Generating Numeric Sequences in MySQL

Generating Numeric Sequences in MySQL

Generating Numeric Sequences in MySQLWhat is the easiest way to generate a sequence of integers in MySQL? In other words, which “SELECT <something>” statement should I write to get 0, 1, 2, … N – 1?

This is the question I have been struggling with for years and it looks like I have finally got the answer (although I must admit I had to put some development efforts and add a few hundred lines to the server code).  Percona Server for MySQL 8.0.20-11 includes a new feature dedicated to solving exactly this problem.
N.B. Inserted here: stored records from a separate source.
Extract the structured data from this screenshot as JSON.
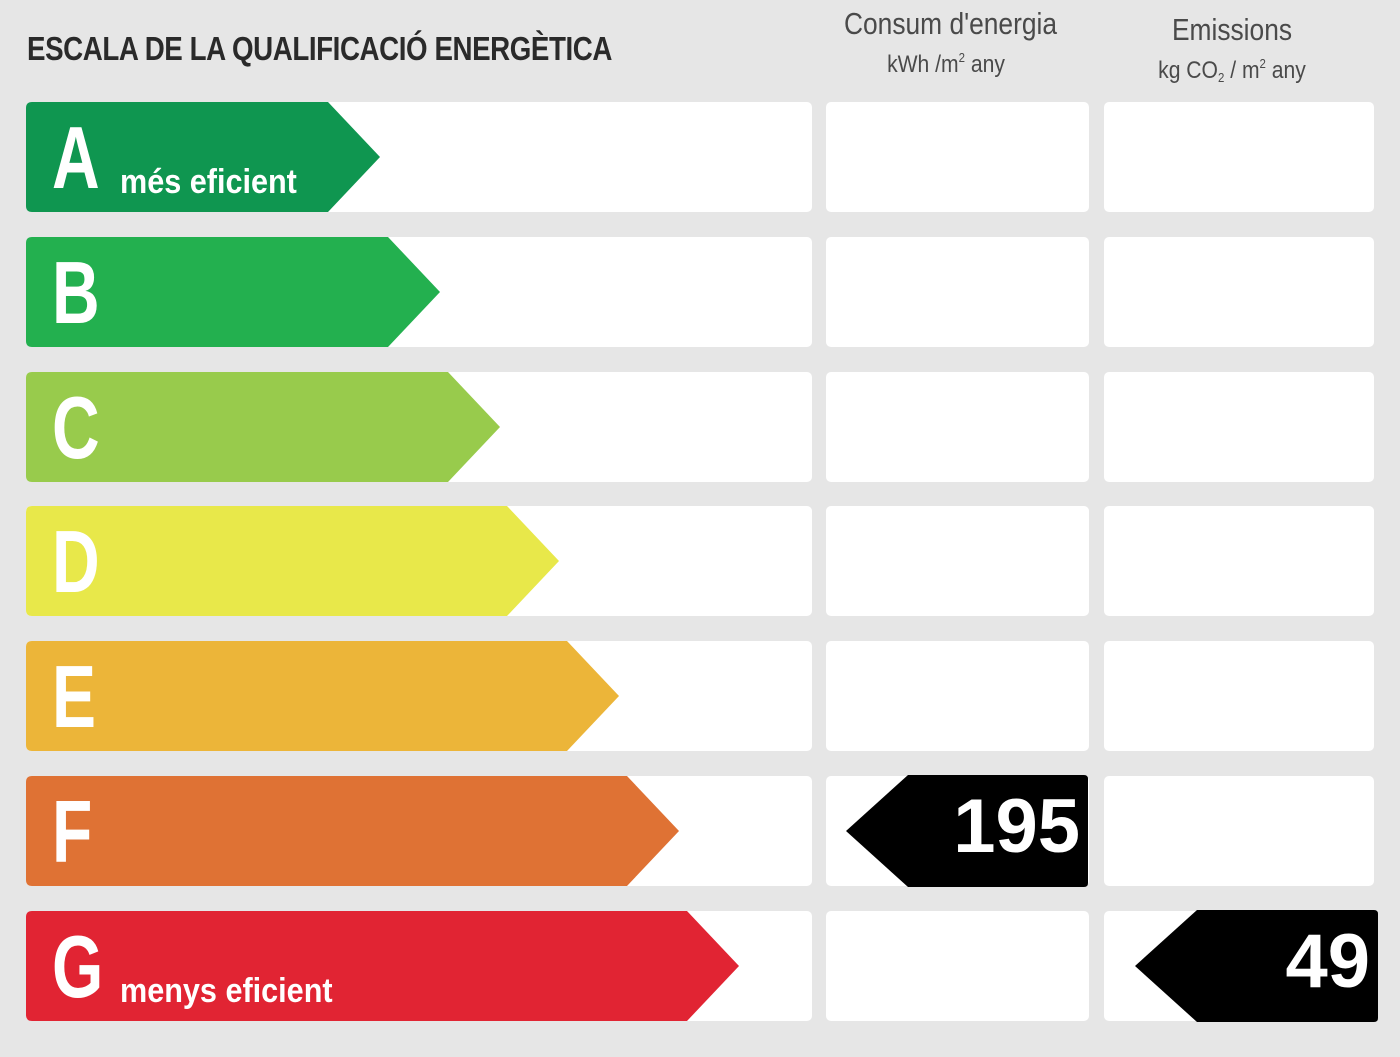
{
  "title": "ESCALA DE LA QUALIFICACIÓ ENERGÈTICA",
  "columns": {
    "consum": {
      "title": "Consum d'energia",
      "unit_pre": "kWh /m",
      "unit_sup": "2",
      "unit_post": " any"
    },
    "emissions": {
      "title": "Emissions",
      "unit_pre": "kg CO",
      "unit_sub": "2",
      "unit_mid": " / m",
      "unit_sup": "2",
      "unit_post": " any"
    }
  },
  "ratings": [
    {
      "letter": "A",
      "label": "més eficient",
      "color": "#0f9650"
    },
    {
      "letter": "B",
      "label": "",
      "color": "#23b04f"
    },
    {
      "letter": "C",
      "label": "",
      "color": "#98cb4c"
    },
    {
      "letter": "D",
      "label": "",
      "color": "#e8e84a"
    },
    {
      "letter": "E",
      "label": "",
      "color": "#ecb539"
    },
    {
      "letter": "F",
      "label": "",
      "color": "#df7234"
    },
    {
      "letter": "G",
      "label": "menys eficient",
      "color": "#e12433"
    }
  ],
  "consum_value": {
    "rating": "F",
    "value": "195"
  },
  "emissions_value": {
    "rating": "G",
    "value": "49"
  }
}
However, before revealing all the secrets, let us first consider existing solutions. So, we want to get the following:

SELECT ???
+-------+
| value |
+-------+
|     0 |
|     1 |
|   ... |
| N - 1 |
+-------+
N rows in set (0.00 sec)

What are our options for doing so?

The Old School Way

Let us start with the most straightforward solutions.

UNION to the Rescue

It may sound a bit primitive but the simplest solution would be to combine the result of multiple SELECT statements into a single result set with UNION.
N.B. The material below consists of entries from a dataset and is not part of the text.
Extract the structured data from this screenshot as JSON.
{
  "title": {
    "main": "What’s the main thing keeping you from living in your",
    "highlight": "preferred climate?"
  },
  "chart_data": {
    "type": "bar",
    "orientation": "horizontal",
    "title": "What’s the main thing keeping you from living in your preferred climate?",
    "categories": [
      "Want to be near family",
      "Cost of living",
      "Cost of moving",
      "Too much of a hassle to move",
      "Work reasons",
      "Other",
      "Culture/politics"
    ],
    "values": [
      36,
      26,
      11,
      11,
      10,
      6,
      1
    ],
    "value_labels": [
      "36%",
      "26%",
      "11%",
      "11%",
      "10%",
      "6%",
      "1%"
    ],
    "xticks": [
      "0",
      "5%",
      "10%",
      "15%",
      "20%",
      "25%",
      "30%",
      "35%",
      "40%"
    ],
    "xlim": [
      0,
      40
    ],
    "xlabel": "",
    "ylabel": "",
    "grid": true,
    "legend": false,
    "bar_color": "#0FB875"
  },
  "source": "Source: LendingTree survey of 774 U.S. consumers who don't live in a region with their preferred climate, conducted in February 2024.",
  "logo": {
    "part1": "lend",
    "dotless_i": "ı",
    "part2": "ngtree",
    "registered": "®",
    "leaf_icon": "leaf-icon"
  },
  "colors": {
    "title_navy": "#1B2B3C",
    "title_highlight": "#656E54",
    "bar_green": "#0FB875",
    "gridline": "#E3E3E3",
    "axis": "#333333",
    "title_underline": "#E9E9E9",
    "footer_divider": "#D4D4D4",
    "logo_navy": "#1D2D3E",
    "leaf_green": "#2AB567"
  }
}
SELECT 0 AS value UNION ALL SELECT 1 UNION ALL SELECT 2 UNION ALL SELECT 3;
+-------+
| value |
+-------+
|     0 |
|     1 |
|     2 |
|     3 |
+-------+
4 rows in set (0.00 sec)

Although this may work for smaller numbers, this solution is not very extensible.
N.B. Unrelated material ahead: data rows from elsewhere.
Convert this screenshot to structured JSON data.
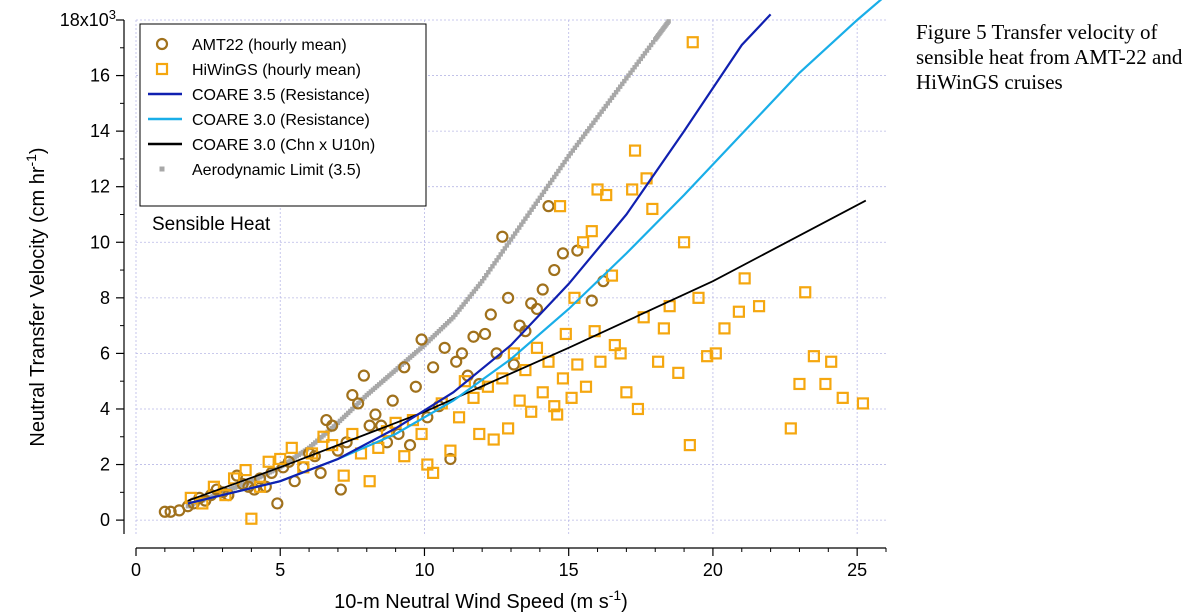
{
  "caption": "Figure 5 Transfer velocity of sensible heat from AMT-22 and HiWinGS cruises",
  "chart_data": {
    "type": "scatter",
    "xlabel_main": "10-m Neutral Wind Speed (m s",
    "xlabel_sup": "-1",
    "xlabel_end": ")",
    "ylabel_main": "Neutral Transfer Velocity (cm hr",
    "ylabel_sup": "-1",
    "ylabel_end": ")",
    "xlim": [
      0,
      26
    ],
    "ylim": [
      -0.5,
      18
    ],
    "x_ticks": [
      0,
      5,
      10,
      15,
      20,
      25
    ],
    "x_tick_labels": [
      "0",
      "5",
      "10",
      "15",
      "20",
      "25"
    ],
    "y_ticks": [
      0,
      2,
      4,
      6,
      8,
      10,
      12,
      14,
      16,
      18
    ],
    "y_tick_labels": [
      "0",
      "2",
      "4",
      "6",
      "8",
      "10",
      "12",
      "14",
      "16",
      "18x10"
    ],
    "y_top_sup": "3",
    "grid": true,
    "legend_position": "top-left",
    "annotation": "Sensible Heat",
    "colors": {
      "amt22": "#a0711c",
      "hiwings": "#f5a70f",
      "coare35": "#1020b0",
      "coare30": "#19aee8",
      "chn": "#000000",
      "aero": "#a8a8a8",
      "grid": "#b9b9e6"
    },
    "series": [
      {
        "name": "AMT22 (hourly mean)",
        "marker": "circle",
        "points": [
          [
            1.0,
            0.3
          ],
          [
            1.2,
            0.3
          ],
          [
            1.5,
            0.35
          ],
          [
            1.8,
            0.5
          ],
          [
            2.0,
            0.6
          ],
          [
            2.2,
            0.8
          ],
          [
            2.4,
            0.7
          ],
          [
            2.6,
            0.9
          ],
          [
            2.8,
            1.1
          ],
          [
            3.0,
            1.0
          ],
          [
            3.2,
            0.9
          ],
          [
            3.5,
            1.6
          ],
          [
            3.7,
            1.3
          ],
          [
            3.9,
            1.2
          ],
          [
            4.1,
            1.1
          ],
          [
            4.3,
            1.5
          ],
          [
            4.5,
            1.2
          ],
          [
            4.7,
            1.7
          ],
          [
            4.9,
            0.6
          ],
          [
            5.1,
            1.9
          ],
          [
            5.3,
            2.1
          ],
          [
            5.5,
            1.4
          ],
          [
            5.8,
            1.9
          ],
          [
            6.0,
            2.4
          ],
          [
            6.2,
            2.3
          ],
          [
            6.4,
            1.7
          ],
          [
            6.6,
            3.6
          ],
          [
            6.8,
            3.4
          ],
          [
            7.0,
            2.5
          ],
          [
            7.1,
            1.1
          ],
          [
            7.3,
            2.8
          ],
          [
            7.5,
            4.5
          ],
          [
            7.7,
            4.2
          ],
          [
            7.9,
            5.2
          ],
          [
            8.1,
            3.4
          ],
          [
            8.3,
            3.8
          ],
          [
            8.5,
            3.4
          ],
          [
            8.7,
            2.8
          ],
          [
            8.9,
            4.3
          ],
          [
            9.1,
            3.1
          ],
          [
            9.3,
            5.5
          ],
          [
            9.5,
            2.7
          ],
          [
            9.7,
            4.8
          ],
          [
            9.9,
            6.5
          ],
          [
            10.1,
            3.7
          ],
          [
            10.3,
            5.5
          ],
          [
            10.5,
            4.1
          ],
          [
            10.7,
            6.2
          ],
          [
            10.9,
            2.2
          ],
          [
            11.1,
            5.7
          ],
          [
            11.3,
            6.0
          ],
          [
            11.5,
            5.2
          ],
          [
            11.7,
            6.6
          ],
          [
            11.9,
            4.9
          ],
          [
            12.1,
            6.7
          ],
          [
            12.3,
            7.4
          ],
          [
            12.5,
            6.0
          ],
          [
            12.7,
            10.2
          ],
          [
            12.9,
            8.0
          ],
          [
            13.1,
            5.6
          ],
          [
            13.3,
            7.0
          ],
          [
            13.5,
            6.8
          ],
          [
            13.7,
            7.8
          ],
          [
            13.9,
            7.6
          ],
          [
            14.1,
            8.3
          ],
          [
            14.3,
            11.3
          ],
          [
            14.5,
            9.0
          ],
          [
            14.8,
            9.6
          ],
          [
            15.3,
            9.7
          ],
          [
            15.8,
            7.9
          ],
          [
            16.2,
            8.6
          ]
        ]
      },
      {
        "name": "HiWinGS (hourly mean)",
        "marker": "square",
        "points": [
          [
            1.9,
            0.8
          ],
          [
            2.3,
            0.6
          ],
          [
            2.7,
            1.2
          ],
          [
            3.1,
            0.9
          ],
          [
            3.4,
            1.5
          ],
          [
            3.8,
            1.8
          ],
          [
            4.0,
            0.05
          ],
          [
            4.3,
            1.2
          ],
          [
            4.6,
            2.1
          ],
          [
            5.0,
            2.2
          ],
          [
            5.4,
            2.6
          ],
          [
            5.8,
            1.9
          ],
          [
            6.1,
            2.4
          ],
          [
            6.5,
            3.0
          ],
          [
            6.8,
            2.7
          ],
          [
            7.2,
            1.6
          ],
          [
            7.5,
            3.1
          ],
          [
            7.8,
            2.4
          ],
          [
            8.1,
            1.4
          ],
          [
            8.4,
            2.6
          ],
          [
            8.7,
            3.2
          ],
          [
            9.0,
            3.5
          ],
          [
            9.3,
            2.3
          ],
          [
            9.6,
            3.6
          ],
          [
            9.9,
            3.1
          ],
          [
            10.1,
            2.0
          ],
          [
            10.3,
            1.7
          ],
          [
            10.6,
            4.2
          ],
          [
            10.9,
            2.5
          ],
          [
            11.2,
            3.7
          ],
          [
            11.4,
            5.0
          ],
          [
            11.7,
            4.4
          ],
          [
            11.9,
            3.1
          ],
          [
            12.2,
            4.8
          ],
          [
            12.4,
            2.9
          ],
          [
            12.7,
            5.1
          ],
          [
            12.9,
            3.3
          ],
          [
            13.1,
            6.0
          ],
          [
            13.3,
            4.3
          ],
          [
            13.5,
            5.4
          ],
          [
            13.7,
            3.9
          ],
          [
            13.9,
            6.2
          ],
          [
            14.1,
            4.6
          ],
          [
            14.3,
            5.7
          ],
          [
            14.5,
            4.1
          ],
          [
            14.6,
            3.8
          ],
          [
            14.7,
            11.3
          ],
          [
            14.8,
            5.1
          ],
          [
            14.9,
            6.7
          ],
          [
            15.1,
            4.4
          ],
          [
            15.2,
            8.0
          ],
          [
            15.3,
            5.6
          ],
          [
            15.5,
            10.0
          ],
          [
            15.6,
            4.8
          ],
          [
            15.8,
            10.4
          ],
          [
            15.9,
            6.8
          ],
          [
            16.0,
            11.9
          ],
          [
            16.1,
            5.7
          ],
          [
            16.3,
            11.7
          ],
          [
            16.5,
            8.8
          ],
          [
            16.6,
            6.3
          ],
          [
            16.8,
            6.0
          ],
          [
            17.0,
            4.6
          ],
          [
            17.2,
            11.9
          ],
          [
            17.3,
            13.3
          ],
          [
            17.4,
            4.0
          ],
          [
            17.6,
            7.3
          ],
          [
            17.7,
            12.3
          ],
          [
            17.9,
            11.2
          ],
          [
            18.1,
            5.7
          ],
          [
            18.3,
            6.9
          ],
          [
            18.5,
            7.7
          ],
          [
            18.8,
            5.3
          ],
          [
            19.0,
            10.0
          ],
          [
            19.2,
            2.7
          ],
          [
            19.3,
            17.2
          ],
          [
            19.5,
            8.0
          ],
          [
            19.8,
            5.9
          ],
          [
            20.1,
            6.0
          ],
          [
            20.4,
            6.9
          ],
          [
            20.9,
            7.5
          ],
          [
            21.1,
            8.7
          ],
          [
            21.6,
            7.7
          ],
          [
            22.7,
            3.3
          ],
          [
            23.0,
            4.9
          ],
          [
            23.2,
            8.2
          ],
          [
            23.5,
            5.9
          ],
          [
            23.9,
            4.9
          ],
          [
            24.1,
            5.7
          ],
          [
            24.5,
            4.4
          ],
          [
            25.2,
            4.2
          ]
        ]
      },
      {
        "name": "COARE 3.5 (Resistance)",
        "line": true,
        "points": [
          [
            1.8,
            0.6
          ],
          [
            3,
            0.9
          ],
          [
            5,
            1.4
          ],
          [
            7,
            2.2
          ],
          [
            9,
            3.3
          ],
          [
            11,
            4.6
          ],
          [
            13,
            6.3
          ],
          [
            15,
            8.5
          ],
          [
            17,
            11.0
          ],
          [
            19,
            14.0
          ],
          [
            21,
            17.1
          ],
          [
            22.0,
            18.2
          ]
        ]
      },
      {
        "name": "COARE 3.0 (Resistance)",
        "line": true,
        "points": [
          [
            1.8,
            0.6
          ],
          [
            3,
            0.9
          ],
          [
            5,
            1.4
          ],
          [
            7,
            2.2
          ],
          [
            9,
            3.1
          ],
          [
            11,
            4.3
          ],
          [
            13,
            5.8
          ],
          [
            15,
            7.6
          ],
          [
            17,
            9.6
          ],
          [
            19,
            11.7
          ],
          [
            21,
            13.9
          ],
          [
            23,
            16.1
          ],
          [
            25,
            18.0
          ],
          [
            25.9,
            18.8
          ]
        ]
      },
      {
        "name": "COARE 3.0 (Chn x U10n)",
        "line": true,
        "points": [
          [
            1.8,
            0.7
          ],
          [
            5,
            1.9
          ],
          [
            10,
            3.9
          ],
          [
            15,
            6.2
          ],
          [
            20,
            8.6
          ],
          [
            25.3,
            11.5
          ]
        ]
      },
      {
        "name": "Aerodynamic Limit (3.5)",
        "marker": "dot",
        "points": [
          [
            1.8,
            0.5
          ],
          [
            3,
            1.0
          ],
          [
            4,
            1.4
          ],
          [
            5,
            1.9
          ],
          [
            6,
            2.6
          ],
          [
            7,
            3.5
          ],
          [
            8,
            4.5
          ],
          [
            9,
            5.4
          ],
          [
            10,
            6.3
          ],
          [
            11,
            7.3
          ],
          [
            12,
            8.6
          ],
          [
            13,
            10.1
          ],
          [
            14,
            11.6
          ],
          [
            15,
            13.1
          ],
          [
            16,
            14.5
          ],
          [
            17,
            15.9
          ],
          [
            18,
            17.3
          ],
          [
            18.5,
            18.0
          ]
        ]
      }
    ]
  }
}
Existing Table With a Unique Column

Let’s say that we already have a table with a unique column of any data type. For instance:

CREATE TABLE t1(id CHAR NOT NULL PRIMARY KEY);
Query OK, 0 rows affected (0.01 sec)

INSERT INTO t1 VALUES ('a'), ('b'), ('c'), ('d');
Query OK, 4 rows affected (0.00 sec)
Records: 4  Duplicates: 0  Warnings: 0

SELECT * FROM t1;
+----+
| id |
+----+
| a  |
| b  |
| c  |
| d  |
+----+
4 rows in set (0.00 sec)

Now, we can join this table with a copy of itself and select the number of records for which id in the copy is less than or equal to the id in the original table.

SELECT COUNT(*) - 1 AS value FROM t1, t1 AS t2 WHERE t2.id <= t1.id GROUP BY t1.id;
+-------+
| value |
+-------+
|     0 |
|     1 |
|     2 |
|     3 |
+-------+

The main drawback of this solution is its quadratic complexity on N that may cause significant resource utilization when N is big.

Session Variable Increment Within a SELECT

Provided that we already have a table t1 as in the previous example (although unique column constraint is not required here), we can join it with a single value SELECT that assigns initial value to a session variable. At the same time, for each record of the existing table, it will increment the value of this session variable.

SELECT (@val := @val + 1) - 1 AS value FROM t1, (SELECT @val := 0) AS tt;
+-------+
| value |
+-------+
|     0 |
|     1 |
|     2 |
|     3 |
+-------+
4 rows in set, 2 warnings (0.00 sec)

This one is not bad: it’s extensible, linear complexity on N does not introduce unnecessary overhead, and the only drawback is a requirement to have an existing table.

Joining Multiple Views

We can always join several tables (or views) that contain more than one record to multiply the total number of records in the result set.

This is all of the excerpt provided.